I was watching a very well-done documentary about light pollution
The City Dark, that mentioned some off the recent work on the association between light pollution and breast cancer.
This study examines how blood from humans exposed to light at night is depleted of malatonin, and it helped breast cancers in rats to grow:
The increased breast cancer risk in female night shift workers has been
postulated to result from the suppression of pineal
melatonin production by exposure to light at night.
Exposure of rats bearing rat hepatomas or human breast cancer
xenografts
to increasing intensities of white fluorescent
light during each 12-hour dark phase (0-345 μW/cm2) resulted
in a dose-dependent suppression of nocturnal melatonin blood levels and a
stimulation of tumor growth and linoleic
acid uptake/metabolism to the mitogenic molecule
13-hydroxyoctadecadienoic acid. Venous blood samples were collected from
healthy, premenopausal female volunteers during
either the daytime, nighttime, or nighttime following 90 minutes of
ocular
bright, white fluorescent light exposure at 580
μW/cm2 (i.e., 2,800 lx). Compared with tumors perfused with
daytime-collected melatonin-deficient blood, human breast cancer
xenografts
and rat hepatomas perfused in situ, with
nocturnal, physiologically melatonin-rich blood collected during the
night, exhibited markedly suppressed proliferative
activity and linoleic acid uptake/metabolism.

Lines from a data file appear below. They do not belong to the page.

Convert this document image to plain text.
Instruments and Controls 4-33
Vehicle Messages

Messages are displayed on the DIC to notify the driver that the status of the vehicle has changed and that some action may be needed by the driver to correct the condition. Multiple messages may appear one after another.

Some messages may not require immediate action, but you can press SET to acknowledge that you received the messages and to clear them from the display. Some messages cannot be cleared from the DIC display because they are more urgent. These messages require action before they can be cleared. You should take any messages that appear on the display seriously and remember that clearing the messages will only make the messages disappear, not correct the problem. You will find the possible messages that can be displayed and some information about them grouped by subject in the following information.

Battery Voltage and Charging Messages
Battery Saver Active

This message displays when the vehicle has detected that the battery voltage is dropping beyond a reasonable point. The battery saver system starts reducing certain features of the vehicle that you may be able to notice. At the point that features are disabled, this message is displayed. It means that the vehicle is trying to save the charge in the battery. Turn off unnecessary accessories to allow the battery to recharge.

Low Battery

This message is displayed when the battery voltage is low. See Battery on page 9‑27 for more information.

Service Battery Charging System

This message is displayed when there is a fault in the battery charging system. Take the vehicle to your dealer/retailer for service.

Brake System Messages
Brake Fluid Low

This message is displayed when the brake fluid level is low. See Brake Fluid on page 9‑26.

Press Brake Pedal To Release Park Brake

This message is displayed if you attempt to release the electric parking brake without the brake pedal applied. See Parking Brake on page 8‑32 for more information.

Tumors perfused with melatonin-deficient blood collected following
ocular exposure
to light at night exhibited the daytime pattern of
high tumor proliferative activity. These results are the first to show
that the tumor growth response to exposure to light
during darkness is intensity dependent and that the human nocturnal,
circadian
melatonin signal not only inhibits human breast
cancer growth but that this effect is extinguished by short-term ocular
exposure
to bright, white light at night. These mechanistic
studies are the first to provide a rational biological explanation for
the increased breast cancer risk in female night
shift workers.
There are numerous studies now that show these connections. I am increasingly sympathetic to dark sky ordinances as a public health measure.

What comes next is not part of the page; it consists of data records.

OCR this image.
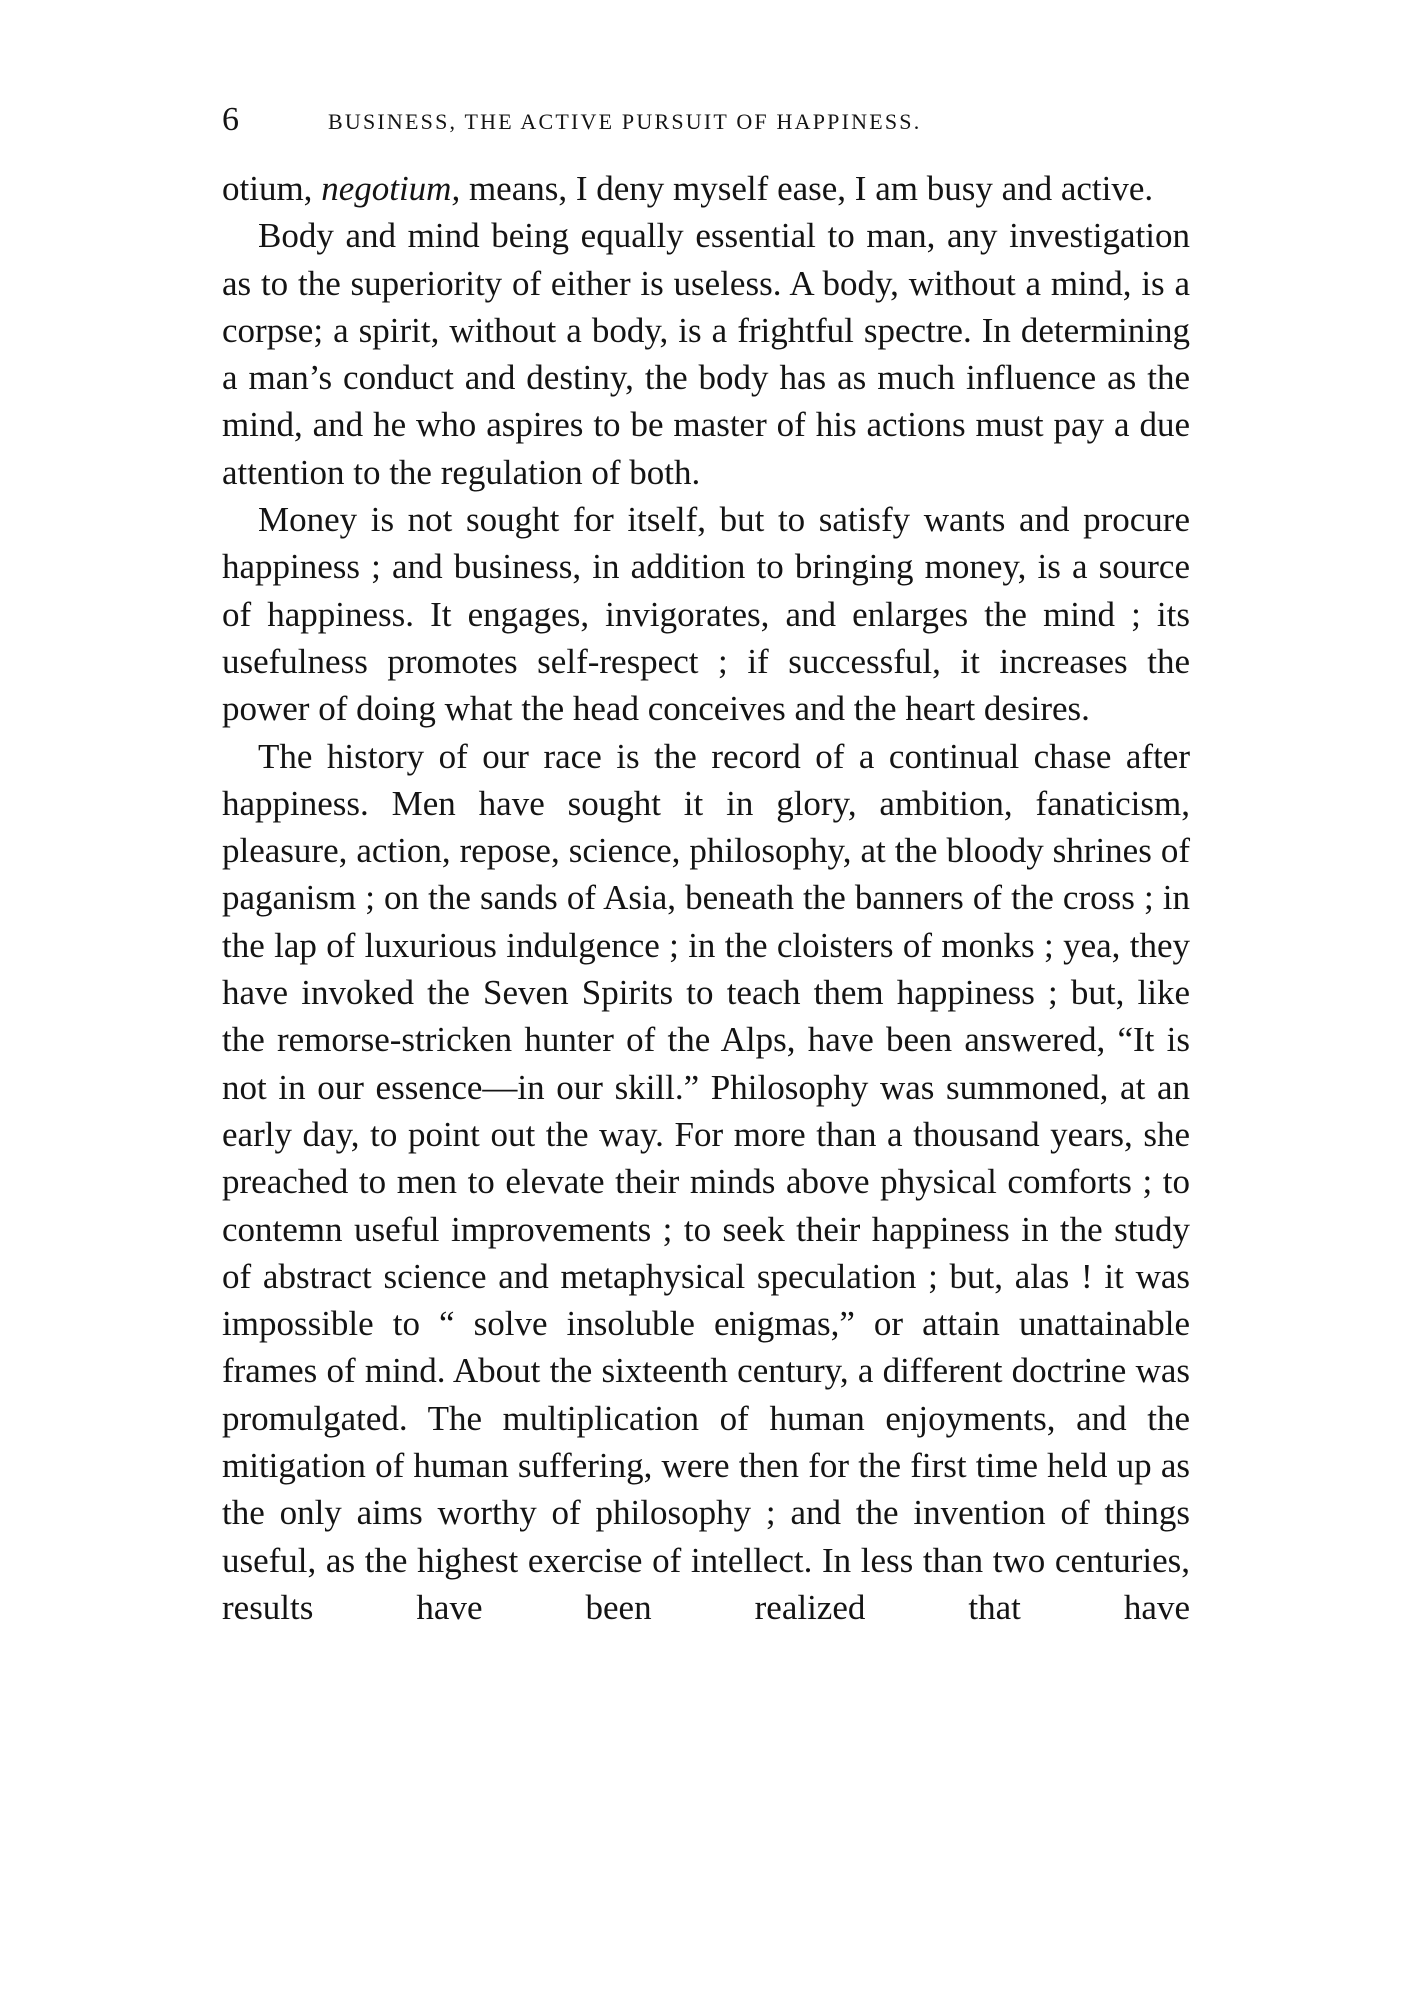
6	BUSINESS, THE ACTIVE PURSUIT OF HAPPINESS.

otium, negotium, means, I deny myself ease, I am busy and active.

Body and mind being equally essential to man, any investigation as to the superiority of either is useless. A body, without a mind, is a corpse; a spirit, without a body, is a frightful spectre. In determining a man’s conduct and destiny, the body has as much influence as the mind, and he who aspires to be master of his actions must pay a due attention to the regulation of both.

Money is not sought for itself, but to satisfy wants and procure happiness ; and business, in addition to bringing money, is a source of happiness. It engages, invigorates, and enlarges the mind ; its usefulness promotes self-respect ; if successful, it increases the power of doing what the head conceives and the heart desires.

The history of our race is the record of a continual chase after happiness. Men have sought it in glory, ambition, fanaticism, pleasure, action, repose, science, philosophy, at the bloody shrines of paganism ; on the sands of Asia, beneath the banners of the cross ; in the lap of luxurious indulgence ; in the cloisters of monks ; yea, they have invoked the Seven Spirits to teach them happiness ; but, like the remorse-stricken hunter of the Alps, have been answered, “It is not in our essence—in our skill.” Philosophy was summoned, at an early day, to point out the way. For more than a thousand years, she preached to men to elevate their minds above physical comforts ; to contemn useful improvements ; to seek their happiness in the study of abstract science and metaphysical speculation ; but, alas ! it was impossible to “ solve insoluble enigmas,” or attain unattainable frames of mind. About the sixteenth century, a different doctrine was promulgated. The multiplication of human enjoyments, and the mitigation of human suffering, were then for the first time held up as the only aims worthy of philosophy ; and the invention of things useful, as the highest exercise of intellect. In less than two centuries, results have been realized that have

Another study suggests a connection to heart disease:
Background The purpose of this study was to examine prospectively the relation of shift work to risk of coronary heart disease (CHD)
in a cohort of women.
Methods and Results An ongoing
prospective cohort of US female nurses, in whom we assessed (in 1988)
the total number of years during which they
worked rotating night shifts (at least three
nights per month in addition to day and evening shifts), included 79 109
women,
42 to 67 years old in 1988, who were free of
diagnosed CHD and stroke. Incident CHD was defined as nonfatal
myocardial infarction
and fatal CHD. During 4 years of follow-up (1988
to 1992), 292 cases of incident CHD (248 nonfatal myocardial infarction
and
44 fatal CHD) occurred. The age-adjusted
relative risk of CHD was 1.38 (95% CI, 1.08 to 1.76) in women who
reported ever doing
shift work compared with those who had never
done so. The excess risk persisted after adjustment for cigarette
smoking and
a variety of other cardiovascular risk factors.
Compared with women who had never done shift work, the multivariate
adjusted
relative risks of CHD were 1.21 (95% CI, 0.92 to
1.59) among women reporting less than 6 years and 1.51 (95% CI, 1.12 to
2.03)
among those reporting 6 or more years of
rotating night shifts.
Conclusions These data are compatible with the possibility that 6 or more years of shift work may increase the risk of CHD in women.